Por cierto, perdona un comienzo tan abrupto. La cuestión es que me han pedido que te explique qué significa, en cristiano, la salvación. Creo que es tarea interesante, pero no es fácil lanzarse a esta cuestión sin sonar demasiado dramático. Y, por otra parte, hoy no solemos tener tiempo para preparar mucho el terreno. Hay que ganarse rápido al lector, que, si no, aparca la lectura hasta mejor ocasión (que rara vez llega). Así que, o consigo provocarte curiosidad en un par de párrafos, o me temo que no llegarás a la próxima página.

A veces la vida parece amenazada por mil frentes...

Decimos los creyentes que Dios nos ofrece la salvación. hablamos de Jesús como «el Salvador»... Pero ¿salvarnos de qué?: ¿de peligros terribles?, ¿de amenazas poderosas que hacen tambalearse nuestra seguridad?, ¿de la enfermedad?, ¿de la muerte?, ¿del hastío?, ¿de nosotros mismos?, ¿del infierno?...
Parece que cuando hablamos de salvarse tenemos que aludir a alguna amenaza. En realidad, la salvación cristiana es mucho más que eso, pero empecemos por ahí. Son muchas las fuentes de zozobra en la sociedad contemporánea. Cada persona tiene que hacer frente a algunas, y varían dependiendo de la edad, del lugar donde te ha tocado nacer o vivir, de tu educación y de lo que subjetivamente te afecta... Hay quien tiene que salvarse del hambre, de la violencia, de las diferentes formas de explotación... Hay quien tiene que superar miedos que le paralizan; quien sufre el desamor que impide vivir con hondura; quien padece el juicio o el prejuicio ajeno, que se convierte en losa que te anula y te martiriza. Hay quien teme más que nada el dolor, la enfermedad o la muerte.
Todos tenemos nuestras batallas y nuestra porción de riesgo: el viejo y el niño, el hombre y la mujer, el religioso y el laico, el creyente y el escéptico... Cada quien debe hacer frente a monstruos reales o imaginarios, y en el horizonte de nuestros deseos aparece un espacio anhelado en el que las cosas pueden estar bien, para uno mismo y para todos los demás. Un espacio de seguridad, de plenitud, de salvación.



Pesadillas de los jóvenes

Hablemos un poco de ti, aunque no sé si acertaré demasiado, porque tampoco todos los jóvenes sois iguales, y aunque la edad ayuda a intuir algunas cosas, luego cada persona es única; así que perdóname si generalizo un poco. ¿Cuáles son tus monstruos? ¿Cuáles las incertidumbres que te pueden? Déjame tantearte...
Quizá la soledad es una de esas primeras prisiones en las que no quisieras verte encerrado jamás. Una soledad que, cuando eres joven, te parece trágica.
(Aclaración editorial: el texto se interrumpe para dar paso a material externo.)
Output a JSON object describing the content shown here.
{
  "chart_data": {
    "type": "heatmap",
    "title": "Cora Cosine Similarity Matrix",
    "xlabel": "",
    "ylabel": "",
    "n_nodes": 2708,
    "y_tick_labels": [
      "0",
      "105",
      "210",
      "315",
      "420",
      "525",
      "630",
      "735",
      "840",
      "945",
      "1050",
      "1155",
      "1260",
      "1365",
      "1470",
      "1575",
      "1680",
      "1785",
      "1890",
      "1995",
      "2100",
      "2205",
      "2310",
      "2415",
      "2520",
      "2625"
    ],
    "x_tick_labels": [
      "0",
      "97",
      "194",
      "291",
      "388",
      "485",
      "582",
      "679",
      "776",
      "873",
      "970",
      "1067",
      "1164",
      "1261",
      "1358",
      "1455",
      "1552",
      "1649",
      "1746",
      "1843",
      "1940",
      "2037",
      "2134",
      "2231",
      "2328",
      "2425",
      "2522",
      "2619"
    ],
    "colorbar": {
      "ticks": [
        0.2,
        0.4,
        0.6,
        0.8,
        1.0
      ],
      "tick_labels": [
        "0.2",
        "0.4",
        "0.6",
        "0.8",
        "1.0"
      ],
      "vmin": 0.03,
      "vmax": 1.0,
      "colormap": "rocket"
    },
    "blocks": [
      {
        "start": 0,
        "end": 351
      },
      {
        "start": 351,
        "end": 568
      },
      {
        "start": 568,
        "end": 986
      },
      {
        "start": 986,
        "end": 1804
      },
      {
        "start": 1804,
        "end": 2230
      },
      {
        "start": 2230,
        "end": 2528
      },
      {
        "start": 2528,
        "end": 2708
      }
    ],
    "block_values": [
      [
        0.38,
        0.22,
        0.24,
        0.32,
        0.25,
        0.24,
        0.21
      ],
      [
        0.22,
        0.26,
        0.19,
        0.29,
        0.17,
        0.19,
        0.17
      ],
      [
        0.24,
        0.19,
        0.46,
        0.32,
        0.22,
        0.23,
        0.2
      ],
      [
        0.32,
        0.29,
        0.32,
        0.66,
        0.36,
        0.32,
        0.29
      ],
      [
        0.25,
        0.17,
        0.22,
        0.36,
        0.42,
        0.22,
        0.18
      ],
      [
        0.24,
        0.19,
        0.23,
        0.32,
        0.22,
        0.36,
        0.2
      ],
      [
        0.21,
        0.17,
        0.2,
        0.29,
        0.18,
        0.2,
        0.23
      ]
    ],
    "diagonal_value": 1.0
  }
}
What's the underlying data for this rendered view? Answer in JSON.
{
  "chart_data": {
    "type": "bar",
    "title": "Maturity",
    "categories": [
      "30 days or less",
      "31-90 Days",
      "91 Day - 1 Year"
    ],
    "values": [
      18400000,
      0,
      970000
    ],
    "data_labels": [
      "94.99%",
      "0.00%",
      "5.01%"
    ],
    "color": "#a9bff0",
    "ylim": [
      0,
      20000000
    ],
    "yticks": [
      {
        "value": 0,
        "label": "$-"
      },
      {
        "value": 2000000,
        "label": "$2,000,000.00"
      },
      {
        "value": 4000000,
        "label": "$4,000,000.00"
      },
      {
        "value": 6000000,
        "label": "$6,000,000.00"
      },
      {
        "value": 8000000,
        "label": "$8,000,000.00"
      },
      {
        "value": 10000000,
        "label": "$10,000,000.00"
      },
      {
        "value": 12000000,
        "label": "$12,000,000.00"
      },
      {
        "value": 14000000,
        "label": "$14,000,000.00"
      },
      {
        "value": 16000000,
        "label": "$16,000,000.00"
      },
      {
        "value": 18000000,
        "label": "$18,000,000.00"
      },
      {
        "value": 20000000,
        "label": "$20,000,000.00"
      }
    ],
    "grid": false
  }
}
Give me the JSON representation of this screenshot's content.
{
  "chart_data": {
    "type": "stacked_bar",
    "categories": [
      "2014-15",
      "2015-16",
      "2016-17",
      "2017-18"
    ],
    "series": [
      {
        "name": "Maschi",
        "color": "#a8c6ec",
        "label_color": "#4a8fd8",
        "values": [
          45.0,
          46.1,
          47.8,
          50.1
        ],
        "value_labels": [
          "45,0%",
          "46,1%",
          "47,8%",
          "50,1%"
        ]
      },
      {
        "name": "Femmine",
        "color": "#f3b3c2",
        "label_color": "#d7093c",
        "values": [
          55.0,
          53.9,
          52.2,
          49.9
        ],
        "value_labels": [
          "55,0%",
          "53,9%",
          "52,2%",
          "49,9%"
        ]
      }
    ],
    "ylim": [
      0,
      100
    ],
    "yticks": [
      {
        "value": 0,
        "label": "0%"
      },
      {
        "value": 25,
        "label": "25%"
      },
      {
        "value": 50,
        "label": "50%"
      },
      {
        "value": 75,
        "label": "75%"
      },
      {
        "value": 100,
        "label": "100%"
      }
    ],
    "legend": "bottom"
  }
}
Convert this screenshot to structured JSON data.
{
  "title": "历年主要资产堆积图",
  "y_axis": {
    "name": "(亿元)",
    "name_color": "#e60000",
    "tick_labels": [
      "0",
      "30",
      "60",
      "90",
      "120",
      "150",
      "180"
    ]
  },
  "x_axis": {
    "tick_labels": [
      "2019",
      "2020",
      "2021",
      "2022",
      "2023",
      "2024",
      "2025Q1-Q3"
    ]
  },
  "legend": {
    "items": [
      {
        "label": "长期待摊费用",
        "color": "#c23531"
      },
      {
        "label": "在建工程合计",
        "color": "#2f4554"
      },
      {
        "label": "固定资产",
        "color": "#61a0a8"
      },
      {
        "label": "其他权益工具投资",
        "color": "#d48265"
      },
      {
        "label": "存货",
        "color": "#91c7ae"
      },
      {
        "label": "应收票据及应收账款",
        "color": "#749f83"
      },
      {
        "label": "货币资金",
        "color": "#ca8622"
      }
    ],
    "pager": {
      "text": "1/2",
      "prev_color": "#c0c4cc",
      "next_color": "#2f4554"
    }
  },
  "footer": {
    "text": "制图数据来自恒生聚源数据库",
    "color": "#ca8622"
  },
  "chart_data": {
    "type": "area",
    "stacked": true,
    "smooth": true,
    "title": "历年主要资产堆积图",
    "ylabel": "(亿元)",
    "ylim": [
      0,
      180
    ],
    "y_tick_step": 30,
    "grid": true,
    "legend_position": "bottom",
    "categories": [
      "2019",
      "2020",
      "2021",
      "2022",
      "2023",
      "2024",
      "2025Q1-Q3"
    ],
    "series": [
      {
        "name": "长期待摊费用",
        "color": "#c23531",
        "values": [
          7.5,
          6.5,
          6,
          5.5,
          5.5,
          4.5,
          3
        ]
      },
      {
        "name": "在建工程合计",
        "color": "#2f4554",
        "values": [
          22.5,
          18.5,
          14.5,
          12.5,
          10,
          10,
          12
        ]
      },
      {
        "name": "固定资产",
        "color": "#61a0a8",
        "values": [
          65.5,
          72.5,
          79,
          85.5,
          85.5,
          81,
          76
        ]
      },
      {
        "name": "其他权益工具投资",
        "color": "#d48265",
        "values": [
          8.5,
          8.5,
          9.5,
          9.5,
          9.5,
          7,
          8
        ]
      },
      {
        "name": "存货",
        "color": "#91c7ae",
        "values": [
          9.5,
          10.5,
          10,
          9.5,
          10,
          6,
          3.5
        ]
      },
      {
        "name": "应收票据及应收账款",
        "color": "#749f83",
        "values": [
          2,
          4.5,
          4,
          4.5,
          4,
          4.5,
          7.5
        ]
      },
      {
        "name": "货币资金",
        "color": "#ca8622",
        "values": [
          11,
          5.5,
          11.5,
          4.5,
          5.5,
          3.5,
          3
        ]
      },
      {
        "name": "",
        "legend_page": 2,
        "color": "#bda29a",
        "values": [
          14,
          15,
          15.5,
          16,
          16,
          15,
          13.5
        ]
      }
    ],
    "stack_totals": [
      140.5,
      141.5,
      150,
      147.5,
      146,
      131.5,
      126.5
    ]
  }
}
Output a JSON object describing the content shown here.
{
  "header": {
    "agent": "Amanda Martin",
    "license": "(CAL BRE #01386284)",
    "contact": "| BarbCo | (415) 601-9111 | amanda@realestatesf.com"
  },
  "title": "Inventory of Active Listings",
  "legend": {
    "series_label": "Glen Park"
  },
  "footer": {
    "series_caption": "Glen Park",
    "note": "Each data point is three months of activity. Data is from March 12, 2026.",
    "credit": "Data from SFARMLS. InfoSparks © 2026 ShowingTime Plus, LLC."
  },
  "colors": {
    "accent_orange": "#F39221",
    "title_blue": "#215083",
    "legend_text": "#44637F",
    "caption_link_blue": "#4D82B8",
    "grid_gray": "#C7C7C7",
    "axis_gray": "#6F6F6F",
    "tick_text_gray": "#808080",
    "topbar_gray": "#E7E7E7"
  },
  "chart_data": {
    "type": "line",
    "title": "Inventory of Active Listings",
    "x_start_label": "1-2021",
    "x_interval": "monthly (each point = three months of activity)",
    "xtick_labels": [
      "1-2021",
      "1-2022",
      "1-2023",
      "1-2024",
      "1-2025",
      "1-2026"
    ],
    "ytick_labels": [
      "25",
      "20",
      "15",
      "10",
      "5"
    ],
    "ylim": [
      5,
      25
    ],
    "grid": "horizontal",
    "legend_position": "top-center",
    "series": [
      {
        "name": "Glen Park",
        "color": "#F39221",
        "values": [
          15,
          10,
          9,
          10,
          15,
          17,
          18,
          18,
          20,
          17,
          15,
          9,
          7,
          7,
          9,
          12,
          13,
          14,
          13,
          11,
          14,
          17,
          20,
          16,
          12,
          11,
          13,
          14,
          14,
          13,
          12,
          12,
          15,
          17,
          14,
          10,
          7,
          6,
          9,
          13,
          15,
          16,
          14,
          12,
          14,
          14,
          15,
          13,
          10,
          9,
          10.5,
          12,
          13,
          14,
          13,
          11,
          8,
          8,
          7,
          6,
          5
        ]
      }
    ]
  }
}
Aterra pensar en no encontrar el amor que te complemente, no tener alguien con quien estar, en quien confiar, que te escuche o se ría contigo.
¿Puede que te torture algo relacionado con la imagen? No sería de extrañar, en esta sociedad nuestra obsesionada con la belleza y la línea, y convencida de poder alcanzar la perfección a golpe de bisturí, estrategias calóricas y cultivo de los músculos. ¿Te agobia acaso el espejo, la báscula, o la mirada ajena, por más que te digas que no debería ser así?
También puede ser que te horrorice el aburrimiento, el hastío. Quizá vives deprisa, intentando exprimir al máximo los momentos, porque te han dicho que hay que atrapar el instante y disfrutar la juventud mientras se pueda. Es un imperativo lo de pasarlo bien, y parece que lo contrario fuera una especie de fracaso personal. Y así, te afanas por aprovechar todo en la vida: los amigos, los estudios, los cafés en buena compañía, el deporte y las mil actividades que van saturando tu agenda. Cualquier cosa, menos perder el tiempo.
O vives con grandes ideales, y lo que te asusta es terminar convertido en una copia de tus padres, a quienes quieres mucho, pero cuyas vidas te parecen más propias de otra generación (lo son, son de otra generación, y también a ti te tocará asentar a su debido tiempo, y ya se verá entonces cómo...).
¿Te pesa la búsqueda de seguridades materiales? ¿Empiezas a pensar con inquietud en cuándo podrás afianzar tu vida, cuándo tendrás un trabajo indefinido, un sueldo fijo, unas condiciones que te permitan adquirir estabilidad? La precariedad también nos asusta, ¿eh?
Quizá la enfermedad o la muerte no te pesan tanto, porque las ves lejanas, si aún no te han tocado de cerca, y entran por el momento en la sección de cuestiones que provocan «mal rollo» y de las que es mejor no hablar. O si, en cambio, te han rondado ya, te genera desazón la falta de respuestas, y tienes sed de sentido.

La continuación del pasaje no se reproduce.